Application-Level Protocols - Data Format - 《Network programming with Go》

Data Format
- Byte format
- Character Format

Data Format

There are two main format choices for messages: byte encoded or character encoded.

Byte format

In the byte format

the first part of the message is typically a byte to distinguish between message types.
The message handler would examine this first byte to distinguish message type and then perform a switch to select the appropriate handler for that type.
Further bytes in the message would contain message content according to a pre-defined format (as discussed in the previous chapter).

The advantages are compactness and hence speed. The disadvantages are caused by the opaqueness of the data: it may be harder to spot errors, harder to debug, require special purpose decoding functions. There are many examples of byte-encoded formats, including major protocols such as DNS and NFS, upto recent ones such as Skype.

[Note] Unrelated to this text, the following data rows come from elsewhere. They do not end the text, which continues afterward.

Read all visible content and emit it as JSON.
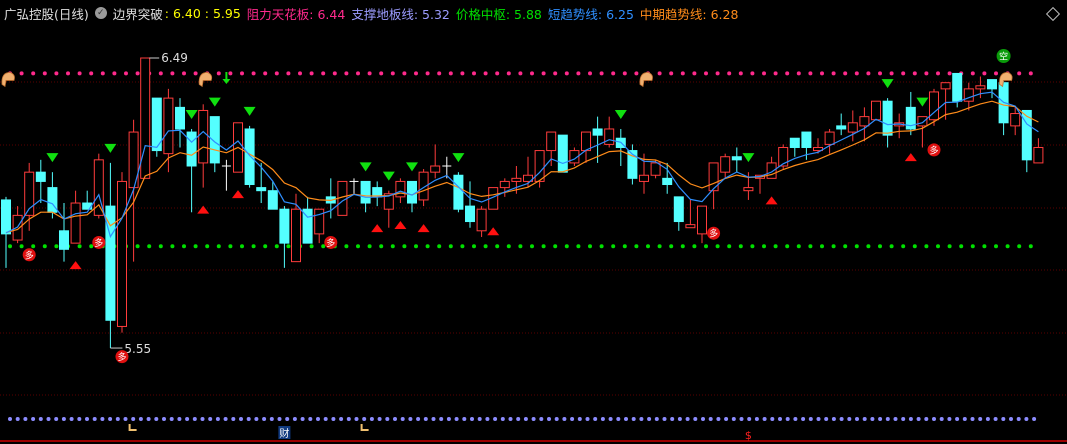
{
  "header": {
    "stock": "广弘控股(日线)",
    "indicator_icon": "circle-chevron-icon",
    "indicator": "边界突破",
    "breakout_values": ": 6.40 : 5.95",
    "resistance_label": "阻力天花板: ",
    "resistance_value": "6.44",
    "support_label": "支撑地板线: ",
    "support_value": "5.32",
    "center_label": "价格中枢: ",
    "center_value": "5.88",
    "short_label": "短趋势线: ",
    "short_value": "6.25",
    "mid_label": "中期趋势线: ",
    "mid_value": "6.28"
  },
  "colors": {
    "background": "#000000",
    "up": "#ff3c3c",
    "down": "#54ffff",
    "doji": "#ffffff",
    "resistance": "#ff2a8c",
    "support": "#8c8cff",
    "center": "#00e000",
    "short_trend": "#2f8fff",
    "mid_trend": "#ff8c1a",
    "breakout": "#ffff00",
    "grid": "#5a0000"
  },
  "chart_data": {
    "type": "candlestick",
    "ylim": [
      5.239,
      6.678
    ],
    "levels": {
      "resistance": 6.44,
      "center": 5.88,
      "support": 5.32
    },
    "annotations": {
      "high": "6.49",
      "high_index": 12,
      "low": "5.55",
      "low_index": 9
    },
    "ohlc": [
      [
        6.03,
        6.04,
        5.81,
        5.92
      ],
      [
        5.9,
        6.01,
        5.89,
        5.98
      ],
      [
        5.98,
        6.15,
        5.93,
        6.12
      ],
      [
        6.12,
        6.16,
        6.02,
        6.09
      ],
      [
        6.07,
        6.12,
        5.97,
        5.99
      ],
      [
        5.93,
        6.02,
        5.83,
        5.87
      ],
      [
        5.89,
        6.06,
        5.89,
        6.02
      ],
      [
        6.02,
        6.06,
        6.0,
        6.0
      ],
      [
        5.98,
        6.18,
        5.97,
        6.16
      ],
      [
        6.01,
        6.15,
        5.55,
        5.64
      ],
      [
        5.62,
        6.12,
        5.6,
        6.09
      ],
      [
        6.07,
        6.29,
        5.83,
        6.25
      ],
      [
        6.1,
        6.49,
        6.1,
        6.49
      ],
      [
        6.36,
        6.36,
        6.17,
        6.19
      ],
      [
        6.18,
        6.39,
        6.12,
        6.36
      ],
      [
        6.33,
        6.36,
        6.2,
        6.26
      ],
      [
        6.25,
        6.26,
        5.99,
        6.14
      ],
      [
        6.15,
        6.34,
        6.07,
        6.32
      ],
      [
        6.3,
        6.3,
        6.12,
        6.15
      ],
      [
        6.14,
        6.16,
        6.06,
        6.14
      ],
      [
        6.12,
        6.28,
        6.12,
        6.28
      ],
      [
        6.26,
        6.27,
        6.07,
        6.08
      ],
      [
        6.07,
        6.15,
        6.02,
        6.06
      ],
      [
        6.06,
        6.09,
        6.0,
        6.0
      ],
      [
        6.0,
        6.01,
        5.81,
        5.89
      ],
      [
        5.83,
        6.05,
        5.83,
        6.0
      ],
      [
        6.0,
        6.04,
        5.89,
        5.89
      ],
      [
        5.92,
        6.0,
        5.89,
        6.0
      ],
      [
        6.04,
        6.1,
        5.97,
        6.02
      ],
      [
        5.98,
        6.09,
        5.98,
        6.09
      ],
      [
        6.09,
        6.1,
        6.05,
        6.09
      ],
      [
        6.09,
        6.09,
        5.99,
        6.02
      ],
      [
        6.07,
        6.09,
        6.01,
        6.04
      ],
      [
        6.0,
        6.06,
        5.94,
        6.05
      ],
      [
        6.04,
        6.1,
        6.02,
        6.09
      ],
      [
        6.09,
        6.09,
        5.99,
        6.02
      ],
      [
        6.03,
        6.13,
        6.01,
        6.12
      ],
      [
        6.12,
        6.21,
        6.1,
        6.14
      ],
      [
        6.14,
        6.17,
        6.1,
        6.14
      ],
      [
        6.11,
        6.12,
        5.99,
        6.0
      ],
      [
        6.01,
        6.09,
        5.94,
        5.96
      ],
      [
        5.93,
        6.01,
        5.91,
        6.0
      ],
      [
        6.0,
        6.07,
        6.0,
        6.07
      ],
      [
        6.07,
        6.1,
        6.04,
        6.09
      ],
      [
        6.09,
        6.14,
        6.05,
        6.1
      ],
      [
        6.09,
        6.17,
        6.07,
        6.11
      ],
      [
        6.09,
        6.19,
        6.07,
        6.19
      ],
      [
        6.19,
        6.25,
        6.14,
        6.25
      ],
      [
        6.24,
        6.24,
        6.12,
        6.12
      ],
      [
        6.15,
        6.2,
        6.14,
        6.19
      ],
      [
        6.19,
        6.25,
        6.15,
        6.25
      ],
      [
        6.26,
        6.3,
        6.15,
        6.24
      ],
      [
        6.21,
        6.3,
        6.2,
        6.26
      ],
      [
        6.23,
        6.26,
        6.14,
        6.2
      ],
      [
        6.19,
        6.21,
        6.08,
        6.1
      ],
      [
        6.09,
        6.18,
        6.05,
        6.11
      ],
      [
        6.11,
        6.16,
        6.1,
        6.15
      ],
      [
        6.1,
        6.15,
        6.05,
        6.08
      ],
      [
        6.04,
        6.04,
        5.93,
        5.96
      ],
      [
        5.94,
        6.03,
        5.94,
        5.95
      ],
      [
        5.92,
        6.01,
        5.89,
        6.01
      ],
      [
        6.06,
        6.15,
        6.0,
        6.15
      ],
      [
        6.12,
        6.18,
        6.1,
        6.17
      ],
      [
        6.17,
        6.2,
        6.12,
        6.16
      ],
      [
        6.06,
        6.12,
        6.03,
        6.07
      ],
      [
        6.1,
        6.11,
        6.05,
        6.11
      ],
      [
        6.1,
        6.17,
        6.1,
        6.15
      ],
      [
        6.14,
        6.21,
        6.13,
        6.2
      ],
      [
        6.23,
        6.23,
        6.17,
        6.2
      ],
      [
        6.25,
        6.25,
        6.16,
        6.2
      ],
      [
        6.19,
        6.23,
        6.18,
        6.2
      ],
      [
        6.21,
        6.26,
        6.18,
        6.25
      ],
      [
        6.27,
        6.31,
        6.24,
        6.26
      ],
      [
        6.25,
        6.32,
        6.22,
        6.28
      ],
      [
        6.27,
        6.33,
        6.22,
        6.3
      ],
      [
        6.29,
        6.35,
        6.29,
        6.35
      ],
      [
        6.35,
        6.36,
        6.2,
        6.24
      ],
      [
        6.27,
        6.31,
        6.23,
        6.28
      ],
      [
        6.33,
        6.38,
        6.24,
        6.26
      ],
      [
        6.27,
        6.3,
        6.2,
        6.3
      ],
      [
        6.29,
        6.39,
        6.27,
        6.38
      ],
      [
        6.39,
        6.41,
        6.29,
        6.41
      ],
      [
        6.44,
        6.44,
        6.33,
        6.35
      ],
      [
        6.35,
        6.41,
        6.32,
        6.39
      ],
      [
        6.39,
        6.43,
        6.36,
        6.4
      ],
      [
        6.42,
        6.42,
        6.36,
        6.39
      ],
      [
        6.41,
        6.44,
        6.24,
        6.28
      ],
      [
        6.27,
        6.33,
        6.24,
        6.31
      ],
      [
        6.32,
        6.32,
        6.12,
        6.16
      ],
      [
        6.15,
        6.23,
        6.15,
        6.2
      ]
    ],
    "doji_indices": [
      19,
      30,
      38
    ],
    "signals": {
      "sell_triangles": [
        4,
        9,
        16,
        18,
        21,
        31,
        33,
        35,
        39,
        53,
        64,
        76,
        79
      ],
      "sell_arrow": [
        19
      ],
      "buy_triangles": [
        6,
        17,
        20,
        32,
        34,
        36,
        42,
        66,
        78
      ],
      "duo_badges": [
        2,
        8,
        10,
        28,
        61,
        80
      ],
      "kong_badges": [
        86
      ],
      "hand_icons": [
        0,
        17,
        55,
        86
      ],
      "corner_marks": [
        11,
        31
      ],
      "cai_marks": [
        24
      ],
      "dollar_marks": [
        64
      ]
    },
    "badge_text": {
      "duo": "多",
      "kong": "空",
      "cai": "财",
      "dollar": "$"
    }
  }
}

Of course, if your protocol is not publicly specified, then a byte format can also make it harder for others to reverse-engineer it!

Pseudocode for a byte-format server is

handleClient(conn) {
    while (true) {
        byte b = conn.readByte()
        switch (b) {
            case MSG_1: ...
            case MSG_2: ...
            ...
        }
    }
}

Go has basic support for managing byte streams. The interface Conn has methods

func (c Conn) Read(b []byte) (n int, err os.Error)
func (c Conn) Write(b []byte) (n int, err os.Error)

and these methods are implemented by TCPConn and UDPConn.

Character Format

In this mode, everything is sent as characters if possible. For example, an integer 234 would be sent as, say, the three characters ‘2’, ‘3’ and ‘4’ instead of the one byte 234. Data that is inherently binary may be base64 encoded to change it into a 7-bit format and then sent as ASCII characters, as discussed in the previous chapter.

In character format,

A message is a sequence of one or more lines
The start of the first line of the message is typically a word that represents the message type.
String handling functions may be used to decode the message type and data.
The rest of the first line and successive lines contain the data.
Line-oriented functions and line-oriented conventions are used to manage this.

Pseudocode is

handleClient() {
    line = conn.readLine()
    if (line.startsWith(...) {
        ...
    } else if (line.startsWith(...) {
        ...
    }
}

Character formats are easier to setup and easier to debug. For example, you can use telnet to connect to a server on any port, and send client requests to that server. It isn’t so easy the other way, but you can use tools like tcpdump to snoop on TCP traffic and see immediately what clients are sending to servers.

There is not the same level of support in Go for managing character streams. There are significant issues with character sets and character encodings, and we will explore these issues in a later chapter.

If we just pretend everything is ASCII, like it was once upon a time, then character formats are quite straightforward to deal with. The principal complication at this level is the varying status of “newline” across different operating systems. Unix uses the single character "\n". Windows and others (more correctly) use the pair "\r\n". On the internet, the pair "\r\n" is most common - Unix systems just need to take care that they don’t assume "\n".